45  Annus vertens est. Macrobius Saturn., I, c. 14, has given the same definition as Censorinus to the year called natural, or solar: (vertens): Solis annus hoc dierum numero colligendus est, quem peragit, dum ad id signum se denuo vertit, ex quo digressus est.

46  Callippus, autem CCCLXV. Lindenbrog has made a calculation on the year of Callippus, which induces him to think that to this number should be added et quadrantem.

47  Œnopides. It is cited by Elian [Aelian], Variar. Histor., X, 7, and by Plutarch, De placit. phil., I, ii, c. 10.

48  Et horas cequinoctiales tredecim. Joseph Scaliger, De emend. temp. p. 161, has demonstrated that instead of tredecim it should read duodecim.

49  Et in Ægypto quidem antiquissimum ferunt annum bimestrem fuisse. The year of the Egyptians was at first of one month, as we learn from Diodorus of Sicily, I, i; Varro, cited by Lactantius, Instit. II, c. 13; Plutarch, in Numa; Pliny; VII, c. 48; and Augustine, De civit. Dei, XII, c. 10 and XV, c. 12.

50  Ison. This name is very diversely written. According to various editions we read, Pisone, Bisone, Bihone or Pherone. Manutius preferred the last, on account of a passage in Herodotus, lib. II.

51  Quadrimestrem factum. See Solinus, ch. 3; Plutarch, in Numa; and [Augustine] De civit. Dei, op. cit.

52  Arminon. This name is not known among the kings of Egypt. Lindenbrog thinks it might have been Armais, of whom Josephus speaks, Contra Appion.

53  Arcades trimestrem. Censorinus is here in accord with Pliny; VII, c. 48; Solinus, c. 3; Macrobius, Saturn. I, c. 12; Augustine, I, xv, c. 12. But Plutarch (in Numa) says that the year of the Arcadians was of four months. See Stobée [Stobaeus], Eclog. phys. p. 21.

54  See Lucien [Lucian]; the Scholiast on Apollonius of Rhodes, Argonaut. IV. v, 264; the Scholiast on Æschylus, in the Prometheus; Ovid Fas. lib. I; and Cicero Pro Fundanio.

55  Horum, Horus, or Orus, son of Osiris and Isis, called the Saviour. He made war on Typhon, the murderer of Osiris, and having vanquished and killed him with his own hand, he mounted the throne of his father. But he eventually succumbed to the power of the Titans who put him to death. Isis, his mother, who possessed the power of conferring immortality, having found his body in the Nile, brought him back to life. After his resurrection Horus filled the universe with his fame. The figure of Horus often accompanies that of Isis in the Egyptian monuments, and among others on the Isiac table. He is ordinarily represented as a beautiful youth, sometimes clothed in a tunic, sometimes in a habit checked in lozenges. (This was the imaginary habit of Bacchus and the actual one of the Byzantine emperors). Horus holds in his hands a crook, which terminates with the head of a bird. Many Egyptologists identify Horus with Harpocrates and regard both as symbols of the Sun. The Greeks admitted that their Apollo was no other than the Horus of the Egyptians, both typifying the Sun. He is sometimes named Horus-Apollo, or Horapollo. Noël, Dict. de la Fable. See Herodotus, lib. II; Diodorus Sic., lib. I; and Macrobius, lib. I, 21. The Greeks assigned the division of the day into hours, to Horus, whose name these divisions still bear; while Diogenes Lærtius in Thalia ascribes such division to Thales of Miletus.

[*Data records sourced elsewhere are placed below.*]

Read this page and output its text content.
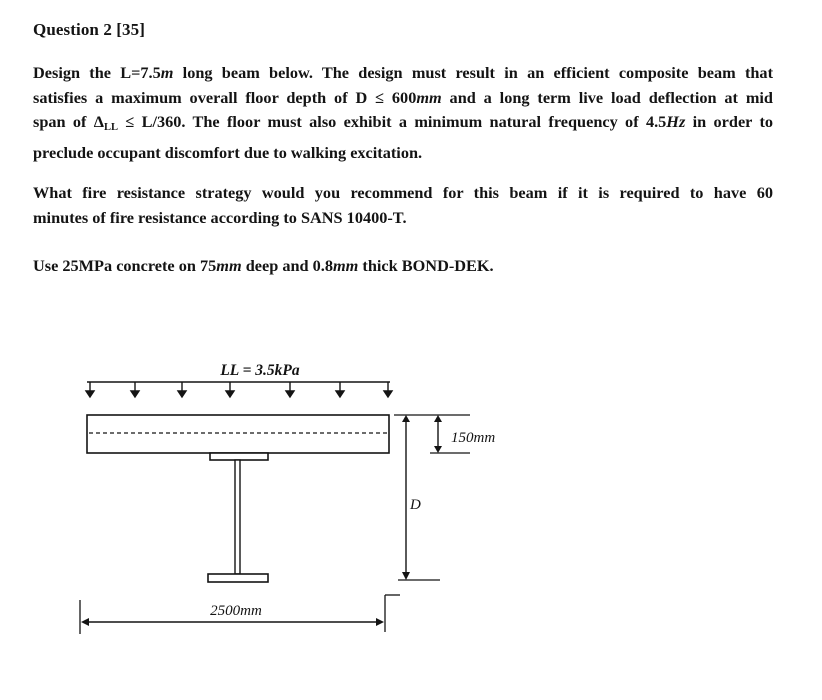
Question 2 [35]
Design the L=7.5m long beam below. The design must result in an efficient composite beam that
satisfies a maximum overall floor depth of D ≤ 600mm and a long term live load deflection at mid
span of $\Delta_{LL} \le L/360$. The floor must also exhibit a minimum natural frequency of 4.5Hz in order to
preclude occupant discomfort due to walking excitation.
What fire resistance strategy would you recommend for this beam if it is required to have 60
minutes of fire resistance according to SANS 10400-T.
Use 25MPa concrete on 75mm deep and 0.8mm thick BOND-DEK.
LL = 3.5kPa
150mm
D
2500mm
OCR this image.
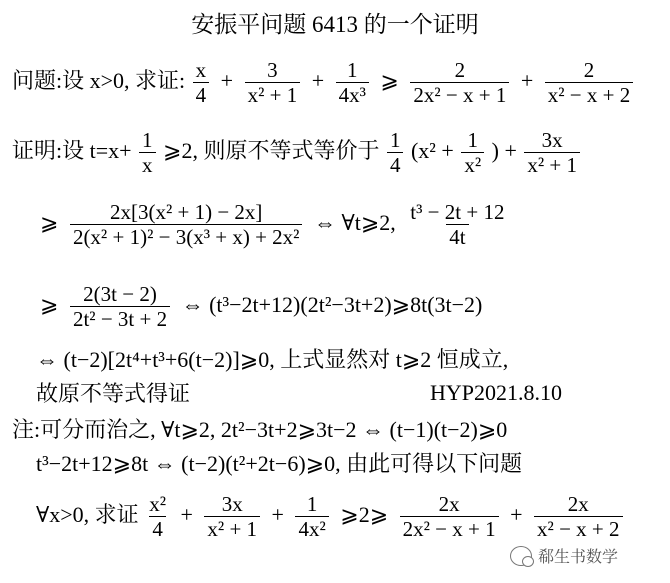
安振平问题 6413 的一个证明
问题:设 x>0, 求证: $\frac{x}{4} + \frac{3}{\text{x² + 1}} + \frac{1}{\text{4x³}}$ ⩾ $\frac{2}{\text{2x² − x + 1}} + \frac{2}{\text{x² − x + 2}}$
证明:设 $t=x+ \frac{1}{x}$ ⩾2, 则原不等式等价于 $\frac{1}{4} (x^2 + \frac{1}{\text{x²}}$ ) + $\frac{3x}{\text{x² + 1}}$
⩾ $\frac{\text{2x[3(x² + 1) − 2x]}}{\text{2(x² + 1)² − 3(x³ + x) + 2x²}}$ ⇔ ∀t⩾2, $\frac{\text{t³ − 2t + 12}}{4t}$
⩾ $\frac{2(3t - 2)}{\text{2t² − 3t + 2}}$ ⇔ (t³−2t+12)(2t²−3t+2)⩾8t(3t−2)
⇔ (t−2)[2t⁴+t³+6(t−2)]⩾0, 上式显然对 t⩾2 恒成立,
故原不等式得证	HYP2021.8.10
注:可分而治之, ∀t⩾2, 2t²−3t+2⩾3t−2 ⇔ (t−1)(t−2)⩾0
t³−2t+12⩾8t ⇔ (t−2)(t²+2t−6)⩾0, 由此可得以下问题
∀x>0, 求证 $\frac{\text{x²}}{4} + \frac{3x}{\text{x² + 1}} + \frac{1}{\text{4x²}}$ ⩾2⩾ $\frac{2x}{\text{2x² − x + 1}} + \frac{2x}{\text{x² − x + 2}}$
郗生书数学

56  Eoque ver æstatem. See Diodorus, I, i, and Plutarch Sympos., I, v, quaest, iv.

57  This should read five instead of four years.

[It does sound like it should be five years, but it is commonly considered to be four years, see Smith’s Dictionary: Quinquennalia and footnote. — Elf.Ed.]

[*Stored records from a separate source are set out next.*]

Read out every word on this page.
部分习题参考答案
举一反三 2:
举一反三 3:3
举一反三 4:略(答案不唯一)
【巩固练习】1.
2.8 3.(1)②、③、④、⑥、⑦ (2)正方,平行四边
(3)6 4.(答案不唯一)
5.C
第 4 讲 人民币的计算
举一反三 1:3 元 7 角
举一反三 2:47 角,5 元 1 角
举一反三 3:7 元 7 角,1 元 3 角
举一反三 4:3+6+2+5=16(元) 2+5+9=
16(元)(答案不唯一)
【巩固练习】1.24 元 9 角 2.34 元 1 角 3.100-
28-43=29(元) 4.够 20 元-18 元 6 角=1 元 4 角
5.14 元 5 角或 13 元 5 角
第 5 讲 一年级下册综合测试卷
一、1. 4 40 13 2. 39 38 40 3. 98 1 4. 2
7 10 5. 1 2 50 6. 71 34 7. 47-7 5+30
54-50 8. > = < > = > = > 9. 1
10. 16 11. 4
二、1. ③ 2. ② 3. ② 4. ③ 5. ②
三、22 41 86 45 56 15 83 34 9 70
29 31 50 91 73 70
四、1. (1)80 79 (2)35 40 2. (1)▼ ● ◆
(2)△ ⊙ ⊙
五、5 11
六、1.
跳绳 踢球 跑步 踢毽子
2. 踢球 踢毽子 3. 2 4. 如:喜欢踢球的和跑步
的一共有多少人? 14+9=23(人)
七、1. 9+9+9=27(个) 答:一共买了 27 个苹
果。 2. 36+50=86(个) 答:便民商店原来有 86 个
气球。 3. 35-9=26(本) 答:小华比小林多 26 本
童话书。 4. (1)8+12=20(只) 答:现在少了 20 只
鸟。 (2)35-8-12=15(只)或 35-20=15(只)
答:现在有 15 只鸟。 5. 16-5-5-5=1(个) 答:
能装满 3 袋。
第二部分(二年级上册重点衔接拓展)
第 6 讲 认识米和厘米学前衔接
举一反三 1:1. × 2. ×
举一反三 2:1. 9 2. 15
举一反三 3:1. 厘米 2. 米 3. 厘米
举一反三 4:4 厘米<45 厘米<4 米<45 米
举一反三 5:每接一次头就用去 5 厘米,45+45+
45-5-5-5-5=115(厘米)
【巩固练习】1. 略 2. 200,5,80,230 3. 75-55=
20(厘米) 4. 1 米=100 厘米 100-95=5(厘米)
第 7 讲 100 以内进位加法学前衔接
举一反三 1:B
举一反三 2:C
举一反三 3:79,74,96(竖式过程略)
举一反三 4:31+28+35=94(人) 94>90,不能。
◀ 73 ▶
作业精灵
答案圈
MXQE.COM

58  Cares autem et Acarnanes semestres habuerunt annos. See Plutarch, in Numa; Macrobius Saturn., I, i, c. 12; Solin., c. 3; and Augustine, I, xv, c. 12.

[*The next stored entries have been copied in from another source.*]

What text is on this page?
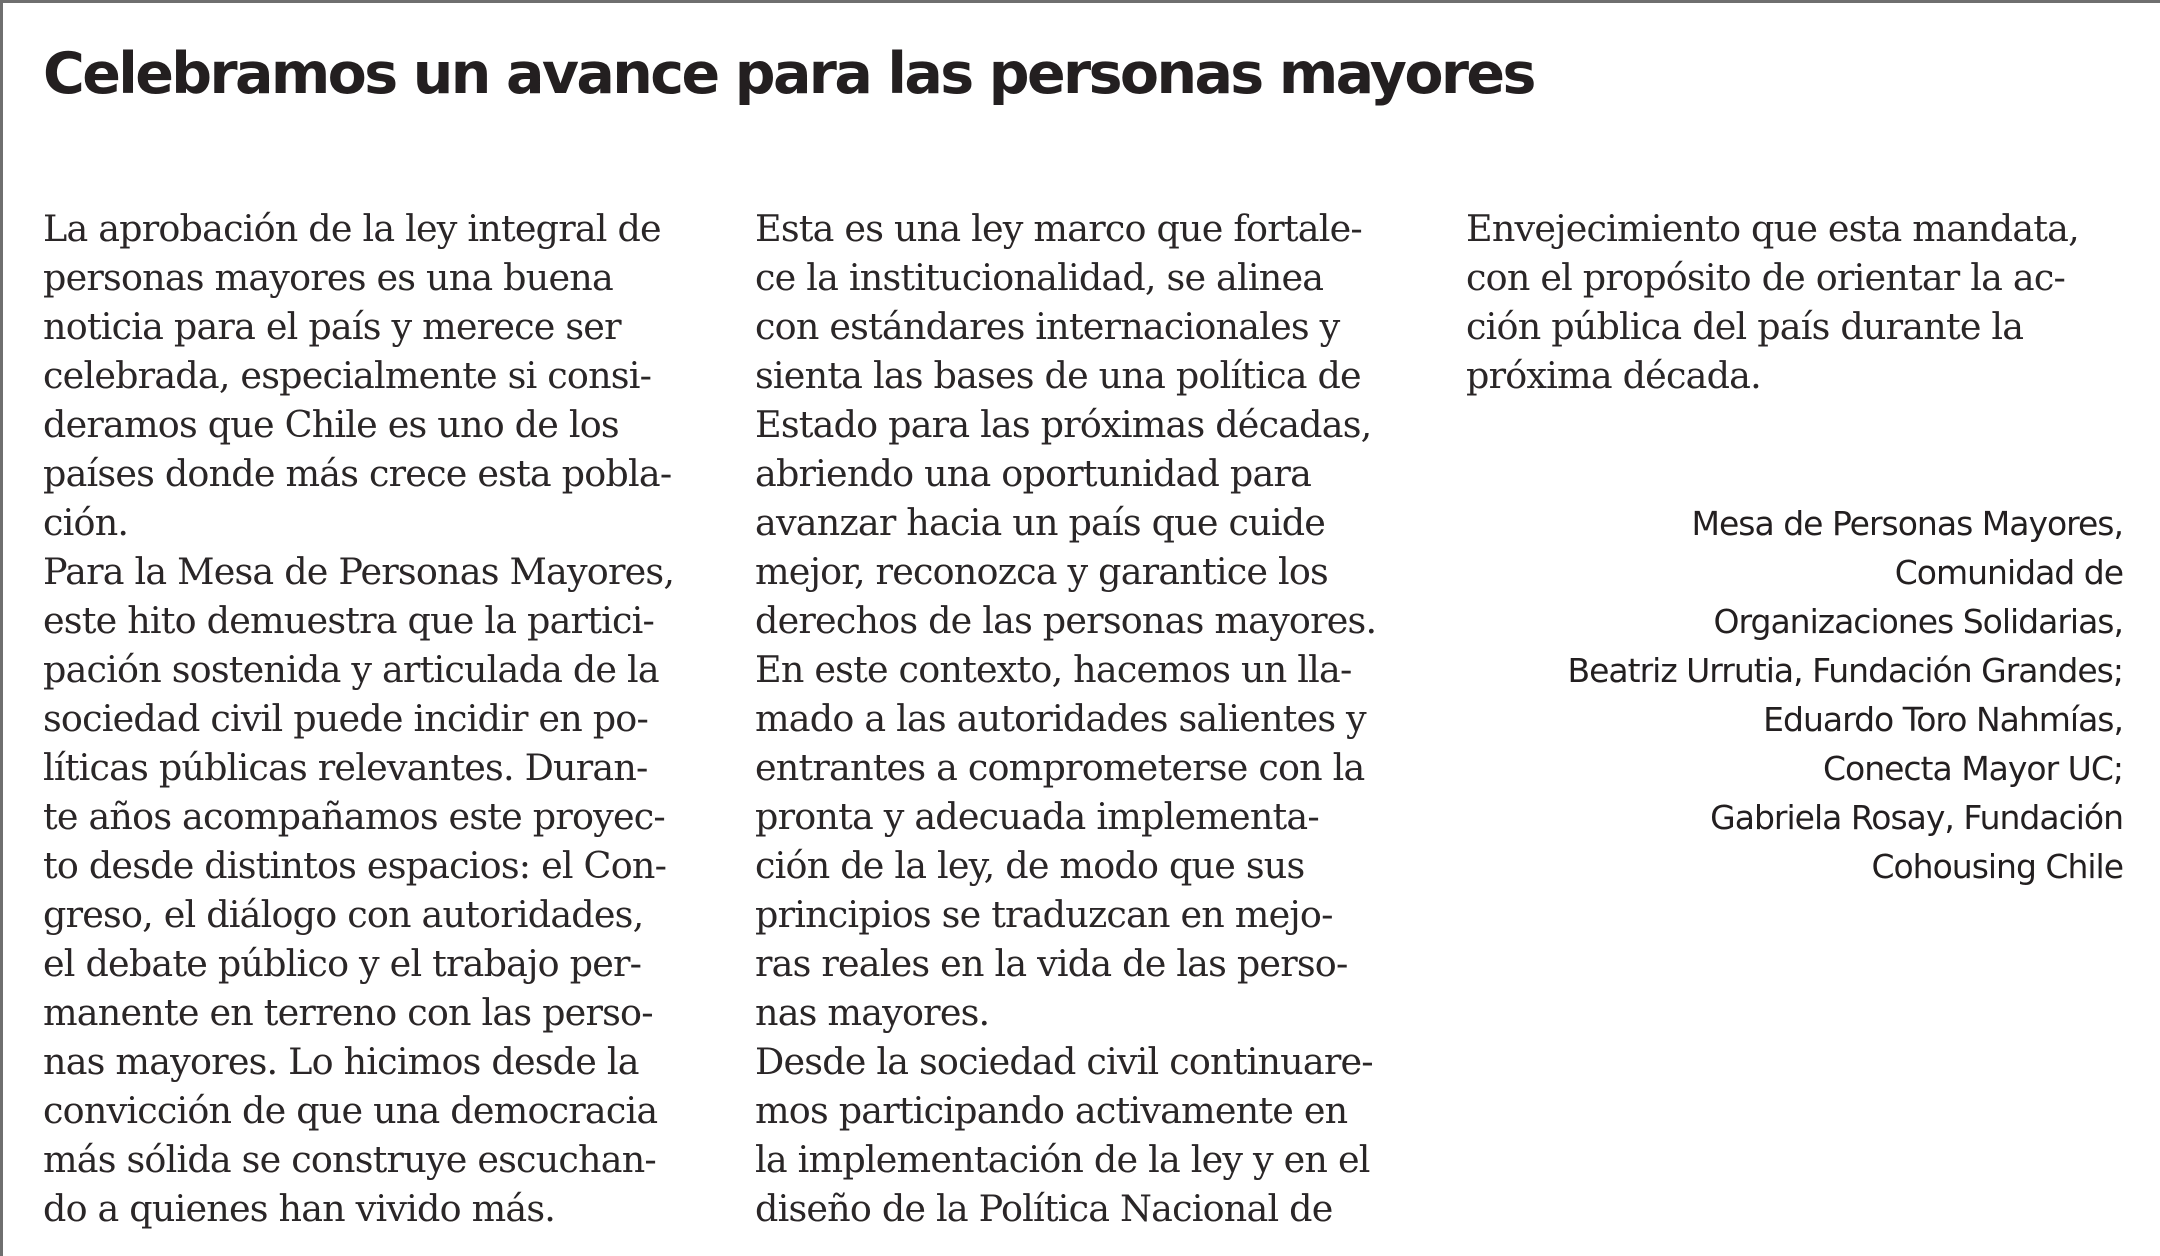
Celebramos un avance para las personas mayores
La aprobación de la ley integral de
personas mayores es una buena
noticia para el país y merece ser
celebrada, especialmente si consi-
deramos que Chile es uno de los
países donde más crece esta pobla-
ción.
Para la Mesa de Personas Mayores,
este hito demuestra que la partici-
pación sostenida y articulada de la
sociedad civil puede incidir en po-
líticas públicas relevantes. Duran-
te años acompañamos este proyec-
to desde distintos espacios: el Con-
greso, el diálogo con autoridades,
el debate público y el trabajo per-
manente en terreno con las perso-
nas mayores. Lo hicimos desde la
convicción de que una democracia
más sólida se construye escuchan-
do a quienes han vivido más.
Esta es una ley marco que fortale-
ce la institucionalidad, se alinea
con estándares internacionales y
sienta las bases de una política de
Estado para las próximas décadas,
abriendo una oportunidad para
avanzar hacia un país que cuide
mejor, reconozca y garantice los
derechos de las personas mayores.
En este contexto, hacemos un lla-
mado a las autoridades salientes y
entrantes a comprometerse con la
pronta y adecuada implementa-
ción de la ley, de modo que sus
principios se traduzcan en mejo-
ras reales en la vida de las perso-
nas mayores.
Desde la sociedad civil continuare-
mos participando activamente en
la implementación de la ley y en el
diseño de la Política Nacional de
Envejecimiento que esta mandata,
con el propósito de orientar la ac-
ción pública del país durante la
próxima década.
Mesa de Personas Mayores,
Comunidad de
Organizaciones Solidarias,
Beatriz Urrutia, Fundación Grandes;
Eduardo Toro Nahmías,
Conecta Mayor UC;
Gabriela Rosay, Fundación
Cohousing Chile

59  The text of this short chapter appears to be very corrupt. In this place it will perhaps be as well to mention the places and dates when the Julian year was first determined: Egypt, B.C. 547; Chios, B.C. 542; Athens, B.C. 432; Samos, B.C. 280; Rhodes, B.C. 80; Rome, B.C. 48. Del Mar’s “The Worship of Aug. Cæsar,” p. 246. The Julian year was known in India long before any of these dates.